The data corruption is the specific topic that snapshots simply don’t care about, at least in Amazon’s way of doing things. This isn’t exactly Amazon’s fault for EC2. EBS actually stands for Elastic Block Storage. They provide you a block storage, you do whatever you want with it. For RDS they should do a better job though as it’s a managed service where you don’t have access to the actual instance. The issue is those ‘specialists’ that put emphasis onto the ‘easy, cloud-ish way’ of doing backups by using snapshots. If you’re new to the ‘cloud’ stuff as I used to be, you may actually believe that crap. As I used to believe.

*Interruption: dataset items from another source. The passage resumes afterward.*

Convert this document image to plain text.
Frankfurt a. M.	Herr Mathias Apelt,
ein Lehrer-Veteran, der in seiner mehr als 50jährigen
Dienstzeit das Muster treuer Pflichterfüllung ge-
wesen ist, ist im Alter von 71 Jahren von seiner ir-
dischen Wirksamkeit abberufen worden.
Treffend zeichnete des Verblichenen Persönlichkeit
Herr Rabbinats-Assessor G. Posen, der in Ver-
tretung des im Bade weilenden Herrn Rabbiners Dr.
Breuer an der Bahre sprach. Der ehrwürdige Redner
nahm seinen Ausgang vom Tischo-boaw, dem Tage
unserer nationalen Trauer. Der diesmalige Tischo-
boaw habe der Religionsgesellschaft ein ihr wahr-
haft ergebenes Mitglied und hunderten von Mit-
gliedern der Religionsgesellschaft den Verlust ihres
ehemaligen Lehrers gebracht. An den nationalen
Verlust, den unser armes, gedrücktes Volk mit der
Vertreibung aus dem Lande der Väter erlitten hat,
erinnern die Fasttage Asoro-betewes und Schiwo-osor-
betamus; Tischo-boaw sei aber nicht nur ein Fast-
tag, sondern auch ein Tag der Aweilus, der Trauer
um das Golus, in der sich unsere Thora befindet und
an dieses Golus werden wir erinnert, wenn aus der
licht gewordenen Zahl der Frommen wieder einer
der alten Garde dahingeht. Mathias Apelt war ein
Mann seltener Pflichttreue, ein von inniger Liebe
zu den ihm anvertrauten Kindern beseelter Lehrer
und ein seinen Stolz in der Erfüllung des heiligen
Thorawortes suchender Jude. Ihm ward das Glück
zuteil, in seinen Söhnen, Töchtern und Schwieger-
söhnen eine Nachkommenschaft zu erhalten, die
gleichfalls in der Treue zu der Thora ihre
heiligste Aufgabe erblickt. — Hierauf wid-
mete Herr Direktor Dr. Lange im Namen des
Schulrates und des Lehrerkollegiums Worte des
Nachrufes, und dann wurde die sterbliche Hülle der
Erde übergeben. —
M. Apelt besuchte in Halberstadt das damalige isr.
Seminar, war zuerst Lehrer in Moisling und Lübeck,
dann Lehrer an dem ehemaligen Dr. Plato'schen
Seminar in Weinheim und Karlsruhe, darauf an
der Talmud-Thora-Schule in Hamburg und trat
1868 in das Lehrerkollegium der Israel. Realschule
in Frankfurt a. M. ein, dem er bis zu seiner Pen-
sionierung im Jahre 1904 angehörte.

A couple of real life examples:
- An EBS-backed instance suffered some filesystem level corruption. Since EXT3 is not as smart as ZFS if we’re talking about silent data corruption, you may never know until it’s too late. Going back through revisions in order to find the last good piece of data is a pain. I could fix the filesystem corruption, I could retrieve the lost data, but I had to work quite a lot for that. Luck is an important skill, but I’d rather not put all my eggs into the luck basket.
- An RDS instance ran out of space. There wasn’t a notification to tell me: ‘yo dumbass, ya ran out of space’. Statistically it wasn’t the case, but a huge data import proved me wrong. I increased the available storage. Problem solved. A day later, somebody dropped by accident a couple of tables. I had to restore them. How? Take the latest snapshot, spin up a new instance, dig through the data. The latest snapshot contained a couple of corrupted databases due to the space issue, one of them being the database I needed to restore. I had to take a bunch of time in order to repair the database before the restoration process. Fortunately nothing really bad happened. But it was a signal that the RDS snapshot methodology is broken by design.
Lesson learned. The current way of doing backups puts the data, not the block storage, first. If you’re doing EBS snapshots as the sole method, you may need to rethink your strategy.